I want to talk a little about care systems and the models that we might need to develop. Experience on the ground tells us that care systems are very fragmented. As systems such as family stability collapse, many people are isolated and struggle to access care and health services. The current system is very skewed towards the delivery of episodic interventions around particular crises. We need to look below that. We need to step back and see how we can create a culture of engagement, support and well-being for people that puts those episodic interventions in a different context and perhaps provides a context in which they would be less necessary and less frequent. I shall raise some questions about models and capacity, not least in relation to the elderly.

I work in the county of Derbyshire. Last year, in the city of Derby, I organised a commission, the Redfern commission, which looked at models of care in our community and how we could contribute alongside the statutory provision. We had a public hearing looking at models of care for the elderly. One of the experts who came as a witness to that public hearing raised three issues. She started by talking about people’s feet and the fact that proper foot care is very important to allow people to continue to have mobility—to be able to shop, do their cleaning and have social intercourse. Very simple things that require microengagement make a huge difference to people’s well-being and health. She also talked about the reluctance of doctors to diagnose depression in elderly patients who suffer a lot of loss. She said that something like 2 million elderly people are diagnosed with clinical depression, but there are probably far more, and it is hard for them to get treatment or even support on the ground. She also raised the lack of provision of advice for elderly people about sexual health.

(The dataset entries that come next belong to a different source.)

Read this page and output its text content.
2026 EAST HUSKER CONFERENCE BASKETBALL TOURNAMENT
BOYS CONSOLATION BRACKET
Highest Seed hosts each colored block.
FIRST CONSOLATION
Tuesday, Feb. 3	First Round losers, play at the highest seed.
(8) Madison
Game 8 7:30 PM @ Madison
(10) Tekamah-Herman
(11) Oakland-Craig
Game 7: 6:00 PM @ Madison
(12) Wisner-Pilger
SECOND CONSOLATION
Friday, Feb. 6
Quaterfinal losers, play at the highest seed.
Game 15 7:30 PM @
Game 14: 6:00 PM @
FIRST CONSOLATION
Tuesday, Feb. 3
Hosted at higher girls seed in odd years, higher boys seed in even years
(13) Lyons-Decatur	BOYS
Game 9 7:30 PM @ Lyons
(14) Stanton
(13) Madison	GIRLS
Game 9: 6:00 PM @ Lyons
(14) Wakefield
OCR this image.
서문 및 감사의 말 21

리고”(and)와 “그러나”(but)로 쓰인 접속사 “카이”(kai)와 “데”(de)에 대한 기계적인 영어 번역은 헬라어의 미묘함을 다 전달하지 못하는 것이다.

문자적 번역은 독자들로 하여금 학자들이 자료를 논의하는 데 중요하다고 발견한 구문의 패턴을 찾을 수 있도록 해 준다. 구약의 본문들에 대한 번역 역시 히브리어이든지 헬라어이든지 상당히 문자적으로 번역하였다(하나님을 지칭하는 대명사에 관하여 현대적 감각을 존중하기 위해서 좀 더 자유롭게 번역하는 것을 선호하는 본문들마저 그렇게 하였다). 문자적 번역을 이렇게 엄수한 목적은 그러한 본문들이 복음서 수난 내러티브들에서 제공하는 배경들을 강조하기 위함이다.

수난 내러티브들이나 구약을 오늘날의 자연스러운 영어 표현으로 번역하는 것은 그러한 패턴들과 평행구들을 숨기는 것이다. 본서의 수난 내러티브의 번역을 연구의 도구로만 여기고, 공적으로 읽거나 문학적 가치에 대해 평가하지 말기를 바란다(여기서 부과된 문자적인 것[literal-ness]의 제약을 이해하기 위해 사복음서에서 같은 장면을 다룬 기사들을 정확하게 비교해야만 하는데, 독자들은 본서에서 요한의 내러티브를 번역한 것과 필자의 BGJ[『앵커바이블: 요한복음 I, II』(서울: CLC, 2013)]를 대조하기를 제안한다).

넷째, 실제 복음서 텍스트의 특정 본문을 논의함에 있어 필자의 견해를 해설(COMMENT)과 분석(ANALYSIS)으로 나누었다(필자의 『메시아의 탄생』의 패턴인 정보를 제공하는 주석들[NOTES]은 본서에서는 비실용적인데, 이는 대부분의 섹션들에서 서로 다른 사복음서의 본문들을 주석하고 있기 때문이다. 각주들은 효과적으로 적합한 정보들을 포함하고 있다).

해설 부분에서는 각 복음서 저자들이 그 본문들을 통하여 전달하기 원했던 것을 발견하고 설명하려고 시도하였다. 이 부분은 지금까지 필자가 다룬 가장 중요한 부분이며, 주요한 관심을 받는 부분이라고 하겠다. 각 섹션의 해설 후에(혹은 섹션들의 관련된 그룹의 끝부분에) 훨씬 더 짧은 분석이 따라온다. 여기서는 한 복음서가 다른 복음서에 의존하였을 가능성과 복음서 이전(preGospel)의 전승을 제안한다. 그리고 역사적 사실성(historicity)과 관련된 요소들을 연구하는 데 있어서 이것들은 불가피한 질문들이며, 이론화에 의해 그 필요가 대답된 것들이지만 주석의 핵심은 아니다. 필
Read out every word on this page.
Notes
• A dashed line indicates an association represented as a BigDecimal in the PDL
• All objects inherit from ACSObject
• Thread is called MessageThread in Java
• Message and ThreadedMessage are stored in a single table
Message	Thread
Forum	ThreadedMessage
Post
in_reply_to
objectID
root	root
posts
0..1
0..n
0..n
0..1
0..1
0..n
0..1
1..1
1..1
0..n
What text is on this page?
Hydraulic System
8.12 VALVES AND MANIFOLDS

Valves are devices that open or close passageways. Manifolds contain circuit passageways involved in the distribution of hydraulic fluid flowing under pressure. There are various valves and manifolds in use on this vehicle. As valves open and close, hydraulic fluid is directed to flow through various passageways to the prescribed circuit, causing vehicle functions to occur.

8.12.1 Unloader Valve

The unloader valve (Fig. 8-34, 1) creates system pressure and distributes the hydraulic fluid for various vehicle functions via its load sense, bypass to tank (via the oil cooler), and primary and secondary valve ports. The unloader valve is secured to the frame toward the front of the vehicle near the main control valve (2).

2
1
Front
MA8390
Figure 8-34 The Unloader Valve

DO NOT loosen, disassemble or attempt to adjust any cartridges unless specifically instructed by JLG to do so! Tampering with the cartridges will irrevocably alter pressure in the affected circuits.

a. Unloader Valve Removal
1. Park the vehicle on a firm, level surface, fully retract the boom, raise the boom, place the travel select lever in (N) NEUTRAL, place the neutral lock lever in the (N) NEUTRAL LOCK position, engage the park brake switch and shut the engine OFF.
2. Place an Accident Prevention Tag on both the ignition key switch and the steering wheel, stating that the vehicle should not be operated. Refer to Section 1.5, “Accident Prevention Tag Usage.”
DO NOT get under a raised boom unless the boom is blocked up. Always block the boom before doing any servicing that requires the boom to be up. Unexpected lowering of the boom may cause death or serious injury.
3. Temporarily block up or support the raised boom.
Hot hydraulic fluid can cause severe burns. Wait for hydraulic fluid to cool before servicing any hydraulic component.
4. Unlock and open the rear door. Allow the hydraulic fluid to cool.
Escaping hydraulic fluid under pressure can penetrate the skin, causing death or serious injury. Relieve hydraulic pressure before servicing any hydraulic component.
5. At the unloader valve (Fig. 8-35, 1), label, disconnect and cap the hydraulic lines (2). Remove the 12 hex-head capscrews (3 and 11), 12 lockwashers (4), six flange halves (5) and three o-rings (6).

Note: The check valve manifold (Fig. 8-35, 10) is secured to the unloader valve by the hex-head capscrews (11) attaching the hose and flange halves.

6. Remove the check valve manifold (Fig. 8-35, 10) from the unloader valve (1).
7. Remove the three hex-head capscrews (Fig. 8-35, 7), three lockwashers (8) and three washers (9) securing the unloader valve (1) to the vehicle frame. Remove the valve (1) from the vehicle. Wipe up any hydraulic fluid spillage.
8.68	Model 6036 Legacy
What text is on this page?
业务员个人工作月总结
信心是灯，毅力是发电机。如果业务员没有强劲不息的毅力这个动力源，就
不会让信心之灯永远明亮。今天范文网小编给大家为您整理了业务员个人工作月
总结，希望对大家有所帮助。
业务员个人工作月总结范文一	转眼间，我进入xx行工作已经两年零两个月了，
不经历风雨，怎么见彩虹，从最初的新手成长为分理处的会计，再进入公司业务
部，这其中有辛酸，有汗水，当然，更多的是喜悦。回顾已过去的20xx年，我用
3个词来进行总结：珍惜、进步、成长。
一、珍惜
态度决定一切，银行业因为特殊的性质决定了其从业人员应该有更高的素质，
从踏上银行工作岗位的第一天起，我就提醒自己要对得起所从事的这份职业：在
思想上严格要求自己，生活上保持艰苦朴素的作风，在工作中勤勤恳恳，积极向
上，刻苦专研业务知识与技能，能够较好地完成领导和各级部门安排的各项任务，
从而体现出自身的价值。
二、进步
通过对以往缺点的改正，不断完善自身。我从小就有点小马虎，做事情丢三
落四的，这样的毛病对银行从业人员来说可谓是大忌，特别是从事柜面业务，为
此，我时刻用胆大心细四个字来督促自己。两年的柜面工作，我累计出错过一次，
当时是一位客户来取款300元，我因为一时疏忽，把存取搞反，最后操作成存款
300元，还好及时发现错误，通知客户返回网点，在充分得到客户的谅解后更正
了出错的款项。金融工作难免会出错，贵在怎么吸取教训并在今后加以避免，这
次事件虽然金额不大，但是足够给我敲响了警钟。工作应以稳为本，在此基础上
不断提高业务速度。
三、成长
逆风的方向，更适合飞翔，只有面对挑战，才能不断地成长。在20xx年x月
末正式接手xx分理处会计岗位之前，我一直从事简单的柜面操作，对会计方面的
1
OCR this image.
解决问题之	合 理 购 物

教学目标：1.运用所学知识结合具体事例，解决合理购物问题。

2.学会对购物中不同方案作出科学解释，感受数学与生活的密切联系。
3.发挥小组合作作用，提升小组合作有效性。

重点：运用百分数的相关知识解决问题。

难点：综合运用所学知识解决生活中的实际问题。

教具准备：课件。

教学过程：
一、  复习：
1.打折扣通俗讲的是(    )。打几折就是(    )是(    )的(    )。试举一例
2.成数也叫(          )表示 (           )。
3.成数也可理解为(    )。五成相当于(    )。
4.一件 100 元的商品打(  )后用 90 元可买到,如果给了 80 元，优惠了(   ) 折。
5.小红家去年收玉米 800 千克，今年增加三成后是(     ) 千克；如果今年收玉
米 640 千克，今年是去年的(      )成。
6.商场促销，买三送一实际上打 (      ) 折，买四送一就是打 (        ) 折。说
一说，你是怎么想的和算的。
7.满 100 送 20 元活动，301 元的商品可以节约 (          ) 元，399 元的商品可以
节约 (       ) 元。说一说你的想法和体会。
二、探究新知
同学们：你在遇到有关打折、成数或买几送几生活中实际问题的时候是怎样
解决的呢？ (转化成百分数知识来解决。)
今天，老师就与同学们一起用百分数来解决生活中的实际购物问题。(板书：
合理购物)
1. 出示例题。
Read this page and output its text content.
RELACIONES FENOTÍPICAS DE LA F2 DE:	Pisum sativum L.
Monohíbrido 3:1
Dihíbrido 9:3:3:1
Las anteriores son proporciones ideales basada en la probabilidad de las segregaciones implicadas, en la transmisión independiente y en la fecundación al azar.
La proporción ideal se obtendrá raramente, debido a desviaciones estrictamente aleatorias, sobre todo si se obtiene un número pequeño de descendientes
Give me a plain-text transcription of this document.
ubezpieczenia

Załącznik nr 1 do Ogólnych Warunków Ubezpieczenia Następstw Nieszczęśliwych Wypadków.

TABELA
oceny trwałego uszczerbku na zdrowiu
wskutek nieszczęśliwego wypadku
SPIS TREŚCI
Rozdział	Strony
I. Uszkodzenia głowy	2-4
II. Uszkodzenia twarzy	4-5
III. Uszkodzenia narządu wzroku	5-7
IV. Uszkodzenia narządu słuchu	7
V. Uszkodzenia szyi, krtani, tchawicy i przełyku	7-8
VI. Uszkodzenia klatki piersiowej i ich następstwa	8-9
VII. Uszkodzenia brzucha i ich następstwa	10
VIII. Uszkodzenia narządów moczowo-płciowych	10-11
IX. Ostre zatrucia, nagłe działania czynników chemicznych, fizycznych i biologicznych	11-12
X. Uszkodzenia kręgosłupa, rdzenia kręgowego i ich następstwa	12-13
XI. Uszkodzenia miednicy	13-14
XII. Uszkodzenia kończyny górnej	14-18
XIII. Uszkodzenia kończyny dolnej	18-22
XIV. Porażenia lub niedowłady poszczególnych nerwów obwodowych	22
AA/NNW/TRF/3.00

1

Many of these things can be dealt with not through episodic major interventions but through a culture on the ground of support, care and contact. It is voluntary groups—churches especially—that in most communities provide lunch clubs, outreach and all the things that allow people who are otherwise isolated and struggling with medical and social care conditions to be supported. However, 87% of local authorities are setting their eligibility criteria at substantial or higher. I think we need models that look below the surface where people need care and can be sustained more realistically. In a parish in a rural group of parishes, the parish, the diocese and the Simeon Trust have brought together resources to appoint a chaplain. In that rural area, that lady visits 140 people regularly to monitor them, to put them in touch with each other, to help to assess them face to face and to know when support from the medical and care system might kick in, so that people do not get to an acute moment. There is a community system of monitoring, care and contact.

That kind of model needs to be developed. The Dilnot report said that there has to be a new relationship between individuals and the care system. Beneath the radar of the formal care system, there are enormous resources in the voluntary community that can allow that to happen. Will the Minister consider how the Government, local government and the framework of formal systems can enable a small amount of investment to encourage voluntary and church groups doing this face-to-face work on the ground that provides the context for care and well-being to flourish and grow so that the demand for the major interventions that are so costly might be more controlled and probably reduced because of a better sense of well-being at grass roots level? I would be interested if the Minister could comment on that model and how it might be encouraged and developed to create greater capacity in our systems of social care and health provision.